Cette approche lui permet de reprendre Heidegger sur certains points et de signaler des difficultés internes à sa pensée. Ces critiques indiquent provisoirement les questions qui ferons l’objet d’une élucidation à nouveaux frais : certaines seront traitées dès la rédaction de l’Être et le Néant, d’autres attendront davantage pour trouver leur formulation sartrienne. Les problèmes demeurant explicitement en suspens dans l’Etre et le Néant seront repris par la suite, même si l’écriture circonstanciée de Sartre a pu donner l’impression d’une oeuvre décousue et aux rebondissements surprenants. Sartre cite ses premiers travaux dans L’Idiot de la famille, et une réelle continuité peut être aperçue d’un texte à l’autre. Sartre, lorsqu’il modifie son opinion sur un point quelconque, le signale dûment. Si transformation il y a au fil des années, il s’agit plus d’un mouvement d’ensemble que de modifications soudaines ou sans justification claire.

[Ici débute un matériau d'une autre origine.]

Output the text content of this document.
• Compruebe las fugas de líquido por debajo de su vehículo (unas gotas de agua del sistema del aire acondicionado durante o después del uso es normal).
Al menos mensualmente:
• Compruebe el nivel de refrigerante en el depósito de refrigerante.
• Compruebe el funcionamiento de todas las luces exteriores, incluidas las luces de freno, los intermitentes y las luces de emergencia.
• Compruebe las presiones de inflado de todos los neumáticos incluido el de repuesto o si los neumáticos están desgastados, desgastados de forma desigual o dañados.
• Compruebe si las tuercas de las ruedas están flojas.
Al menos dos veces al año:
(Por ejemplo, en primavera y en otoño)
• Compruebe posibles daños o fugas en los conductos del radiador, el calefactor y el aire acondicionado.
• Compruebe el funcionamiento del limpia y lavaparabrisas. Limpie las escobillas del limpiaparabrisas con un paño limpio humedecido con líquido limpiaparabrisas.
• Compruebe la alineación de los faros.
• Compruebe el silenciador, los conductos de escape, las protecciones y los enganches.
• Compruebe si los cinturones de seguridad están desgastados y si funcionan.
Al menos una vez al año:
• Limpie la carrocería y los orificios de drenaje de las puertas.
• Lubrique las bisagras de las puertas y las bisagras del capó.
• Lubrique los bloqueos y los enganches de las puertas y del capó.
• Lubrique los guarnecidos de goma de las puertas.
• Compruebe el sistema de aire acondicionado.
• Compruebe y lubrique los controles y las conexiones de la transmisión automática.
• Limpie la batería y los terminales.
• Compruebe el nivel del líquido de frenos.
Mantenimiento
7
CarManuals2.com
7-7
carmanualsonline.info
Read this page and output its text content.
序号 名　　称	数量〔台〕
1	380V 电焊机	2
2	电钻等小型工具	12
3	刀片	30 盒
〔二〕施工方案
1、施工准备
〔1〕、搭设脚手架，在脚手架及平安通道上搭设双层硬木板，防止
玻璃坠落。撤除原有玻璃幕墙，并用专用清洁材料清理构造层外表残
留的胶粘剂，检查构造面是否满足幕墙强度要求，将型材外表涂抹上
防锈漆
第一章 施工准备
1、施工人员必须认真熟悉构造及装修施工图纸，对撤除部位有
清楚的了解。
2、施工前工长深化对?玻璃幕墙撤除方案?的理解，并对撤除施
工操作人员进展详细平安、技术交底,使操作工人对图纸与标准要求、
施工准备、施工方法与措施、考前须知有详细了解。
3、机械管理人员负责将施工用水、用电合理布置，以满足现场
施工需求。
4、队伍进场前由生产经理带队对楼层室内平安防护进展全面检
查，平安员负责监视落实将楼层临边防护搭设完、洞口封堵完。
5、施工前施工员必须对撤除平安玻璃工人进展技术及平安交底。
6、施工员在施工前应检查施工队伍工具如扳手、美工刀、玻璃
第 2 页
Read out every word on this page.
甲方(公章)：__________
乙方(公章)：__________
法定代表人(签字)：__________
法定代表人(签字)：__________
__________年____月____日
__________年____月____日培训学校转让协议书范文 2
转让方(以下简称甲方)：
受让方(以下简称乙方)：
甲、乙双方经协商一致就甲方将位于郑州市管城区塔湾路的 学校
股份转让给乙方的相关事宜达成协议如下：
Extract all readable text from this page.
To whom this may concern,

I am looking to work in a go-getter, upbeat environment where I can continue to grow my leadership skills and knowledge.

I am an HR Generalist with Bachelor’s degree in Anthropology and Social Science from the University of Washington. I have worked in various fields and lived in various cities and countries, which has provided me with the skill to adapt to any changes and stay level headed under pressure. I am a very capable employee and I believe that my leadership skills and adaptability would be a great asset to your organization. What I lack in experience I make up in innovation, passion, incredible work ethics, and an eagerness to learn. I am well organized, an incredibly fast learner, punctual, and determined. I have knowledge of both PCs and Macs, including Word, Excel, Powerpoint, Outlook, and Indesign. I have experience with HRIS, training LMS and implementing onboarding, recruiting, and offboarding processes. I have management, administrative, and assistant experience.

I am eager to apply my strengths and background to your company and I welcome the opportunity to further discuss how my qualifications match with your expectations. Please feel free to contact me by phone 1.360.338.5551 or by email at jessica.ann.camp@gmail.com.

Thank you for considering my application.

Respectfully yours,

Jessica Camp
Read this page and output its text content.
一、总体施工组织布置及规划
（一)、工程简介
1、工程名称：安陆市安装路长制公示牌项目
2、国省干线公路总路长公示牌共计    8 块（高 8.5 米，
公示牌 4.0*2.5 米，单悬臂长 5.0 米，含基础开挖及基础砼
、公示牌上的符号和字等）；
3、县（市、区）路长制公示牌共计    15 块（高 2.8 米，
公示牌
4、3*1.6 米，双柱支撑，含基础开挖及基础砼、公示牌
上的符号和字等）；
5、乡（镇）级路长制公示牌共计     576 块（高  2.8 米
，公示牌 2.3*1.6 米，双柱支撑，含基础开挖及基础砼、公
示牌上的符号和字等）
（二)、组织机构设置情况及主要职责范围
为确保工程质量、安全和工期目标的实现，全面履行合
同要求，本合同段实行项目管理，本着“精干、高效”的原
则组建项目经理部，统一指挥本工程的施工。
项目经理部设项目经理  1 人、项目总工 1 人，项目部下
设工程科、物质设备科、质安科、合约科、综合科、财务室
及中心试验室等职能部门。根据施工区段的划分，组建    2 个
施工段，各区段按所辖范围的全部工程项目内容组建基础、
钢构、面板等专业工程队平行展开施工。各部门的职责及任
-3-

Mentionnons donc les points de divergence avec Heidegger présents dans l’Être et le Néant. Cette dimension est manifeste dès la première page de la seconde partie. Après une critique de l’évolution de Husserl qui « n’a jamais dépassé la pure description de l’apparence en tant que telle, il s’est enfermé dans le cogito, il mérite d’être appelé, malgré ses dénégations, phénoméniste plutôt que phénoménologue ; et son phénoménisme côtoie à chaque instant l’idéalisme kantien » (p. 115), le parallèle est immédiatement effectué avec Heidegger : ce dernier,

« voulant éviter ce phénoménisme (…) aborde directement l’analytique existentielle sans passer par le cogito. Mais le "Dasein", pour avoir été privé dès l’origine de cette dimension de conscience, ne pourra jamais reconquérir cette dimension. Heidegger dote la réalité-humaine d’une compréhension de soi qu’il définit comme "projet ek-statique" de ses propres possibilités. Et il n’entre pas dans nos intentions de nier l’existence de ce projet. Mais que serait une compréhension qui, en soi-même, ne serait pas conscience (d)’être compréhension ? Ce caractère ek-statique de la réalité-humaine retombe dans un en-soi chosiste et aveugle s’il ne surgit de la conscience d’ek-stase ».

C’est parce que la conscience est l’opérateur véritable de la pensée de l’être que la seconde partie de l’Être et le Néant se propose d’en élucider les structures fondamentales. La description des actes de conscience fait apparaître que la conscience de quelque chose est en même temps conscience de cette conscience. Mais si l’on fait de ces deux modalités deux consciences séparées, on pénètre dans une régression à l’infini ; il est nécessaire de penser ce dédoublement comme le propre de la conscience, comme structure reflet-reflétant. La présence à soi est donc le mode d’être du pour-soi, radicalement distinct de l’En-soi.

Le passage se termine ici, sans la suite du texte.